Tuesday, January 27, 2015

The Love of a Father



“To the weak I became weak, to win over the weak.  I have become all things to all, to save at least some.  All this I do for the sake of the gospel, so that I too may have a share in it.”  
1 Corinthians 9:22-23


Be all things to all people.  That is a tall order.  An impossible order, I suppose.  There will always be a way that you fall short or don’t live the way someone expects or wants you to live.  Yet I saw this “all things to all” being lived out in a beautiful way.
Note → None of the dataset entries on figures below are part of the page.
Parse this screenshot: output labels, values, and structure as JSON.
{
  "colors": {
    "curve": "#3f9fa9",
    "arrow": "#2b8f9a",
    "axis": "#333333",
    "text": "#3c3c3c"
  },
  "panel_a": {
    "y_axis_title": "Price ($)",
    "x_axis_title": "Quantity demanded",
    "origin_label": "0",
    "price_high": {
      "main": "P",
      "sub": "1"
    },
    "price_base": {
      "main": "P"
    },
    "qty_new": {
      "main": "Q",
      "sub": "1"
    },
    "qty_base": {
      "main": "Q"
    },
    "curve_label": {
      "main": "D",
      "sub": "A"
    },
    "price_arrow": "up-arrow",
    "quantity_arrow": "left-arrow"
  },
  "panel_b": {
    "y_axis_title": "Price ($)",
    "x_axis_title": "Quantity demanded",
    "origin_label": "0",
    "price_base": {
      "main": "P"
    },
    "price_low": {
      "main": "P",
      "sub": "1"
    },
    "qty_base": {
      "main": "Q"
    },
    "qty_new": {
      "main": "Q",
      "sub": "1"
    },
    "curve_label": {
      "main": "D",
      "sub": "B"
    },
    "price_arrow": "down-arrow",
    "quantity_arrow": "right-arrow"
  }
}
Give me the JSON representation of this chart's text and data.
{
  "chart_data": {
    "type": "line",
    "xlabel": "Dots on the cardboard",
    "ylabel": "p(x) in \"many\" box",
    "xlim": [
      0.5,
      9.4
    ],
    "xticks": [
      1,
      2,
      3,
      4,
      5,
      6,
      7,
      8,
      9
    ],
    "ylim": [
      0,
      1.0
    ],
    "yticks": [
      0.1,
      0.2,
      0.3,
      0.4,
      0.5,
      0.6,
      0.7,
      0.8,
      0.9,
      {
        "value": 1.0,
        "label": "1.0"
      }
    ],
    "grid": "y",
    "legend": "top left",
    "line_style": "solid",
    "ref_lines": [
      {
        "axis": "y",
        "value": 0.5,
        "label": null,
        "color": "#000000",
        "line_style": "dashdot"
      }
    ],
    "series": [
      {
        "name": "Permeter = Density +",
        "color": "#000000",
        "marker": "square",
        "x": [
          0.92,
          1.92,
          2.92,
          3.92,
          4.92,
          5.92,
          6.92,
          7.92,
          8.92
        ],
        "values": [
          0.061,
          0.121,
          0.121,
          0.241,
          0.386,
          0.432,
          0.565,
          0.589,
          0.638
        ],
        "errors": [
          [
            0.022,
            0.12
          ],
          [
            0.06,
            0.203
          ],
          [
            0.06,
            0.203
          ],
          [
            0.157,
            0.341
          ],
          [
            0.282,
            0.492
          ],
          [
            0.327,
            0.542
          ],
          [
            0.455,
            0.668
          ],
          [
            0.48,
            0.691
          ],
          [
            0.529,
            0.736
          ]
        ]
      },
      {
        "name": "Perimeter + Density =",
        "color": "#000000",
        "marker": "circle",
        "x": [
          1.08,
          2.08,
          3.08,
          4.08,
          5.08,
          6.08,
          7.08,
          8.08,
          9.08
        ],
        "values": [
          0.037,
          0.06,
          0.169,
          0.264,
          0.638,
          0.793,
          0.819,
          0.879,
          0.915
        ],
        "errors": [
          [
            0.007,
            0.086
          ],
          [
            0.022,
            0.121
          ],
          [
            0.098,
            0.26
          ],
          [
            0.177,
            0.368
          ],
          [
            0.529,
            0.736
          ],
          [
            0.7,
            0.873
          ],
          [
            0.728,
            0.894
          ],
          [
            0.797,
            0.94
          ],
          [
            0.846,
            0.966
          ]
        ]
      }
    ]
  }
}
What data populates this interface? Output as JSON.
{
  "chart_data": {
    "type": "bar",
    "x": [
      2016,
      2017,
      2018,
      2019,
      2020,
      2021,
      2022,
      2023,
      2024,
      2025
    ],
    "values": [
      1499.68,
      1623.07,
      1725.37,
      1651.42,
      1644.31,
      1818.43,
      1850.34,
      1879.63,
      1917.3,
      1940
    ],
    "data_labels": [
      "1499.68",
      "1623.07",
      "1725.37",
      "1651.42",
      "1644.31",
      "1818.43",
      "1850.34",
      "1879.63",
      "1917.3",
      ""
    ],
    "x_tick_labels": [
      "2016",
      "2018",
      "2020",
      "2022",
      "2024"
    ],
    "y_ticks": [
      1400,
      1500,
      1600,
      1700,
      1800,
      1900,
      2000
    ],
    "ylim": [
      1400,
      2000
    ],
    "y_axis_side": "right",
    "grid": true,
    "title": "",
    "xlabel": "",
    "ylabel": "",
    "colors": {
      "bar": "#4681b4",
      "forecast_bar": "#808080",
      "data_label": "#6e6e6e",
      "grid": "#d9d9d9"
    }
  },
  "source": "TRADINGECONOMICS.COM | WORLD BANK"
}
We celebrated a large Mass with all of the Catholic students of our diocese.  In the thirty minutes following Mass, I watched the eager crowds of children gradually disperse.  While they waited, I watched my parish priest as he made his rounds.  He stopped by the section where students from his previous parish were seated.  A large group of them began to wave excitedly.  To them, he was a star and they were excited to see him again after his absence.  After a few minutes of talking to students and teachers, he migrated to his current parish and greeted the children.  I kept waiting for him to walk away, but he didn't.  One-by-one as the students left their rows to go to the bus, he greeted them.  Some wanted a high-five, others wanted a hug, and some simply waved.

It was beautiful to watch them each pass under his fatherly gaze, often accompanied by a pat on the head or shoulder and always a smile.  This is not the first time I have been amazed by his fatherly care.  During his homilies at Mass, it is easy to get that sense that he is our spiritual father.  Yet the way he lives it out does not remain simply spiritual.  It is not just in prayers and sacrifices that he seeks to be our father.  Rather, he greets the people of his parish and goes to their homes.  His heart is filled with a tender fatherly love for his children, some of them biologically older then him.

My experience with priests has led to me to harbor a deep love for them.  While I would not relate to all of them in a fatherly way, I have found many who are living out the call to encounter people where they are “for the sake of the gospel” in order to “have a share in it” also.  The priest who instructed my summers of Totus Tuus also lived out the role of a father.  We were primarily young college students and he laughed with us, taught us, and loved us.  At the end of the first summer, he thanked us for “calling out the fatherhood” in him. 


For all of the things that the secular media says about the institution of the priesthood and all the ways it seeks to change it, I am inspired to continually meet young, holy priests (or not-young, holy priests) who have sacrificed having their own families so as to welcome an entire parish as a family.  Regardless of your upbringing and family background, in the beauty of the Catholic Church, everyone has a father who reveals to us, in part, the person of God the Father.